休みは、いつも同じブックカバーをかけた文庫本を持って席を立つ。

同僚に「あんたいつも本読んでるね、そんなに読んでて図書館にでもなるつもり?最近おすすめの本なんか無い?」と言われた。


私におすすめできる本なんてない。

私はこの文庫本を2年間かかっても読み終えていない。


そもそも私は本の内容を読んでいるふりして、いろいろな懊悩を隠すための装置として使っているだけだ。

そして、この沖縄で買ったビンガタのブックカバーの手触りが好きなのだ

背表紙のところの指のかかり具合が好きなのだ

ボーッとしながらスリスリブックカバーを撫でているだけなのだ

「うーん、私は安い本買ってただ消費してるだけだからおすすめなんてとくに出せないな」と答えておいた。「おすすめブックカバーならずっと語っていられるんだけどな」という事は口に出せずにいる。

私にとって文庫本は、ブックカバー衣装としてのそれでしかない。台座でしかない。

文庫本を選ぶとき基準なんて、本の厚みくらいしか見てない。

ジョジョ漫画のどこかで、若い女性の手首だけを持ち歩いてる男の話があったことを思い出した。
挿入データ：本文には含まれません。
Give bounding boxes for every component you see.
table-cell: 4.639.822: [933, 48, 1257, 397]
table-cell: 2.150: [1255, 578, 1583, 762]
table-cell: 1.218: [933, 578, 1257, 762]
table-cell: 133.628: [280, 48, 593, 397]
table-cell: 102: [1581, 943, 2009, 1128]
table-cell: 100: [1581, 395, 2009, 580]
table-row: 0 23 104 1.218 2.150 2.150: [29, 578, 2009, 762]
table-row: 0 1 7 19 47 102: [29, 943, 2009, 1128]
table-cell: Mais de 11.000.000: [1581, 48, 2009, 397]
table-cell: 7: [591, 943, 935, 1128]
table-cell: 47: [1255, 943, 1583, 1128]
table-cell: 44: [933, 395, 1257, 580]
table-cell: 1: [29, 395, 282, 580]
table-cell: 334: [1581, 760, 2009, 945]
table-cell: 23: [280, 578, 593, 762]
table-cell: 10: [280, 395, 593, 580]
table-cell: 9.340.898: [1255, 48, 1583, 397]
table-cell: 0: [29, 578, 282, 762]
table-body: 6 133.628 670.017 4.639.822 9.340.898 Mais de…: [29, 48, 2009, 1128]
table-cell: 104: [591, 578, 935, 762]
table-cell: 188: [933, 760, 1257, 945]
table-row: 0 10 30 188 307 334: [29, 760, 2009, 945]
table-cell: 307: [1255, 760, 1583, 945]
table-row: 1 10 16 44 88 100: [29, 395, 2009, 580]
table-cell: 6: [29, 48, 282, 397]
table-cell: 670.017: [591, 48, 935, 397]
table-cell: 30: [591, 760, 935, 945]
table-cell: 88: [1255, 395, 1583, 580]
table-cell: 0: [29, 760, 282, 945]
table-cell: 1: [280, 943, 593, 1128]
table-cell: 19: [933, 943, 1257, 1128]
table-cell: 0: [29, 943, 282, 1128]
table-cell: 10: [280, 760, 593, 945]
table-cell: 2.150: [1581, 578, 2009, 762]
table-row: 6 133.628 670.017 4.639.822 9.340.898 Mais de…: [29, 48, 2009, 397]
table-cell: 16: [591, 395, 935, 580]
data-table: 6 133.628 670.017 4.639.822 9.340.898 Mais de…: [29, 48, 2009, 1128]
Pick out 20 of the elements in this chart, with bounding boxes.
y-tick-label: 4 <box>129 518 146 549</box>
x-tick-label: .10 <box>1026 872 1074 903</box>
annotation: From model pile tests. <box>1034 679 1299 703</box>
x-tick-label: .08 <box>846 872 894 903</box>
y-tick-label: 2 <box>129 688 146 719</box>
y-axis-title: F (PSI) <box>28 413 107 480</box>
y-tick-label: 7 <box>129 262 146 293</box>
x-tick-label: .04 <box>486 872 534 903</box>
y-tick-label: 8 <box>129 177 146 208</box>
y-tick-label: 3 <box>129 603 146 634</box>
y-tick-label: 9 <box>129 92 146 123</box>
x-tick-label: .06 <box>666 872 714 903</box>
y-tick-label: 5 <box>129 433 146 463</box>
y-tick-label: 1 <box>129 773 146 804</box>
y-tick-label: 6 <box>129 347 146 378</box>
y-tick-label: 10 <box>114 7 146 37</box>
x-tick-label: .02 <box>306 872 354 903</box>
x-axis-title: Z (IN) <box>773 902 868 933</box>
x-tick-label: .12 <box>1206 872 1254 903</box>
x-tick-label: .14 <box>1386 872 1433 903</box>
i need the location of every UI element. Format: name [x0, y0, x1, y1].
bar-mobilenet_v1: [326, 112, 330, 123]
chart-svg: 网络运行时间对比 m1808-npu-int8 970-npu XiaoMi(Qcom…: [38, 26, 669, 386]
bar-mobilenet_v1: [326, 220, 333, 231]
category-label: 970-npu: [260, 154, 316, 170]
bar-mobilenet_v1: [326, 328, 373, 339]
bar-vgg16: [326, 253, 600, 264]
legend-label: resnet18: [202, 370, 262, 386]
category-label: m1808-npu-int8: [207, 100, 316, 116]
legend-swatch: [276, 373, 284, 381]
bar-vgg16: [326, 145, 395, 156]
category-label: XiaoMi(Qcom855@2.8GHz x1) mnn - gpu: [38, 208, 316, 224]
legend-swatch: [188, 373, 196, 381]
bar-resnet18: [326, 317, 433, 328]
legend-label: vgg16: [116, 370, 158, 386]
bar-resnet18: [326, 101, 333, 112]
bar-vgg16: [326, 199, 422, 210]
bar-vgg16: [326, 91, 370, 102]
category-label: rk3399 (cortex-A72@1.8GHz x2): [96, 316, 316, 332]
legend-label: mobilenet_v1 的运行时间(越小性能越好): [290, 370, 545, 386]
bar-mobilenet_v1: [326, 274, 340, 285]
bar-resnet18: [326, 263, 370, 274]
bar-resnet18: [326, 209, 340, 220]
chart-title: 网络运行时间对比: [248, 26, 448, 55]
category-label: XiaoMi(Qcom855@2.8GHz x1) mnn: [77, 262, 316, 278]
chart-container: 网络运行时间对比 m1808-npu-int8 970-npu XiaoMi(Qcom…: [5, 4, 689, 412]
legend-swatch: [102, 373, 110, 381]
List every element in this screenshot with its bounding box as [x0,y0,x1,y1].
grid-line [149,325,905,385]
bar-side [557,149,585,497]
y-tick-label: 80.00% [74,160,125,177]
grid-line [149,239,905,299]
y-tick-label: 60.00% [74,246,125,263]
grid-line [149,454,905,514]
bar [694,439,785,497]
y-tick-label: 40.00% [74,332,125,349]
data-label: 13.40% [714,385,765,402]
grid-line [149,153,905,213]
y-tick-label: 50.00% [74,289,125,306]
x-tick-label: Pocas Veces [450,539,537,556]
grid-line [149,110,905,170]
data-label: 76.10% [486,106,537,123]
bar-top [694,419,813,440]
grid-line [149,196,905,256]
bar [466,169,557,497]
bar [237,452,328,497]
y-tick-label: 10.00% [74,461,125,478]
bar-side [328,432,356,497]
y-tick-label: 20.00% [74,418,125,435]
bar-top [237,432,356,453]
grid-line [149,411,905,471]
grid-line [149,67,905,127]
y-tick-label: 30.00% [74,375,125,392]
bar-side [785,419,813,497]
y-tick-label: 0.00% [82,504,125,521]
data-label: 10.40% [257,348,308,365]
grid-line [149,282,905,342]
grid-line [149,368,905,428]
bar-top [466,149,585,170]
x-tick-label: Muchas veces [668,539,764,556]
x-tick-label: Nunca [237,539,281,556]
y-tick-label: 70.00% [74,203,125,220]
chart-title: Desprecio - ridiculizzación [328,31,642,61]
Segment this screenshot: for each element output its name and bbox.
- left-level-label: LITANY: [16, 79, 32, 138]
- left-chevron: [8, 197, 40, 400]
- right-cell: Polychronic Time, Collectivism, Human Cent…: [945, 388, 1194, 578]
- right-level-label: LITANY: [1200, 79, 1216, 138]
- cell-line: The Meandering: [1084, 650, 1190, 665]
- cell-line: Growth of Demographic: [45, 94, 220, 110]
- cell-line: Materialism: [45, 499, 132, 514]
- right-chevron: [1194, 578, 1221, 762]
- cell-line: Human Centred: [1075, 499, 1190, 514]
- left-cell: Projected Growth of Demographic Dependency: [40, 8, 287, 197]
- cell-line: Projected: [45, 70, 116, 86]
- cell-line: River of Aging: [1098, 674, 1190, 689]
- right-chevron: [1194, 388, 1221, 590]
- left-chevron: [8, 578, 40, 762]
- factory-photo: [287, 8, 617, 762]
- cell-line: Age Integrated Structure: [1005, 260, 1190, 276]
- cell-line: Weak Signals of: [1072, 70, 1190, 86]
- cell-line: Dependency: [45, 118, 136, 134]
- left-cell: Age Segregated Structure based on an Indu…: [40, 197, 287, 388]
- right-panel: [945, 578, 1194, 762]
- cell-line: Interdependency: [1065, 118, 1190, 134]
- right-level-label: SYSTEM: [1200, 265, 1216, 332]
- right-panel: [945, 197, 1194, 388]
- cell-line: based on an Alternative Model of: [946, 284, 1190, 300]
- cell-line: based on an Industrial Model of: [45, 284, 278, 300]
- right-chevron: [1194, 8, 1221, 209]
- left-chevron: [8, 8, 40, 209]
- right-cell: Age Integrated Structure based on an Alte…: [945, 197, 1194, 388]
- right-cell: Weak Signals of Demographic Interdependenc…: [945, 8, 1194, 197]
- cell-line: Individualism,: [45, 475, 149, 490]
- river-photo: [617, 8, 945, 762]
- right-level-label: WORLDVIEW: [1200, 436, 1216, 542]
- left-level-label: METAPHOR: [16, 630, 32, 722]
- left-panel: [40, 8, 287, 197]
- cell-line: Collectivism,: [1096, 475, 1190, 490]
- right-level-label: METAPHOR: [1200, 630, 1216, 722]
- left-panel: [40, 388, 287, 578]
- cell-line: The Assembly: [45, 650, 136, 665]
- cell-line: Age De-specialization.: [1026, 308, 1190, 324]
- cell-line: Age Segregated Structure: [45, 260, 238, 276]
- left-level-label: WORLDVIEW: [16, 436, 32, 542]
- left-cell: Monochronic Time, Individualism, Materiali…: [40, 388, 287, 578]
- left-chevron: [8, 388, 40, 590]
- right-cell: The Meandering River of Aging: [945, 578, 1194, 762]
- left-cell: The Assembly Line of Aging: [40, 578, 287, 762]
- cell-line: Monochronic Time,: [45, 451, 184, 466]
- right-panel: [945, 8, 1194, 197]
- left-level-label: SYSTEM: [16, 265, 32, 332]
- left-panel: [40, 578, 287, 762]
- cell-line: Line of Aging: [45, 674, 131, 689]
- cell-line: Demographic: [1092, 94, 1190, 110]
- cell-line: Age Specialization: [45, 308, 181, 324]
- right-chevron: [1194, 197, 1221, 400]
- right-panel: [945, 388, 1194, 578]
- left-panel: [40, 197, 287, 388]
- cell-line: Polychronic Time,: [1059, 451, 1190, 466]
対象人間でないだけで、私の行為はそれに近いのかもしれない。


ちょっと背表紙感覚が好みと違ってきたな」とか、「また買いに沖縄に行こうかな」とか、「ほかのブックカバーを探すために買い物に行こうかな」とか、

通勤電車の中で読むでもなくスマホと一緒に持っている文庫本感触を確かめつつ、そんなことを思った。